RE:RE:Should CJ Be Interested In GXE?Okay the market cap is $235M but you won't get it at face value so $275M to buy them up if they agree to a 20% premium and then at your $40M FCF forecast 2 years to pay that off. No new shares issued and a .01 cent div increase to CJ share holders bringing it up to $.07 per month or $.84 per year making the yield just over 11% per year. Oddly enough GXE has over 1.5 times more shares than CJ so the div hit isn't even as bad as going back to the whole penny per month.
I am not sure I like the idea of a partner over eating it all and selling off the the parts that don't fit, if any, to someone else.
You are looking at quintupling the debt for roughly a one fifth revenue increase. 2 year payout seems good though and that is without an asset sale.
But would GXE shareholder's or even management approve it? I guess CJ could float it first.
GLTY and all
JayBanks wrote: Could we not pick up all of GXE and maybe split it with someone else just taking on the areas that work well with us? Lower the acquisition costs, premium or no premium... and I'd rather take it on debt than shares...
I have no real interest in being debt free unless there is no sensible acquisition opportunities. I like leverage that makes sence, let the experts of the company use thier expertise in growing my investment here... I'll pay the bank a cut if I can make a higher return rate, the safety of being in a debt free position is overrated. Being debt free means you have no better ideas for growth.

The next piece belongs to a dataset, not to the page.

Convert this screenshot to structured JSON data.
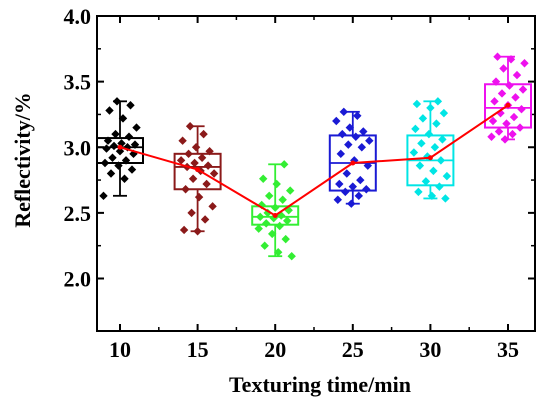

We could up our production number, and with our FCF it wouldn't take long to eat that debt (I'm seeing $235M market cap currently), we are likely going to see 20-30M free cashflow go to just our debt at this $85-90/Oil... up the dividend a penny (as that's what they were paying monthly at a lower oil price) and if thier lands are any good maybe we can crush 25-40M FCF to the debts per quarter from the extra production.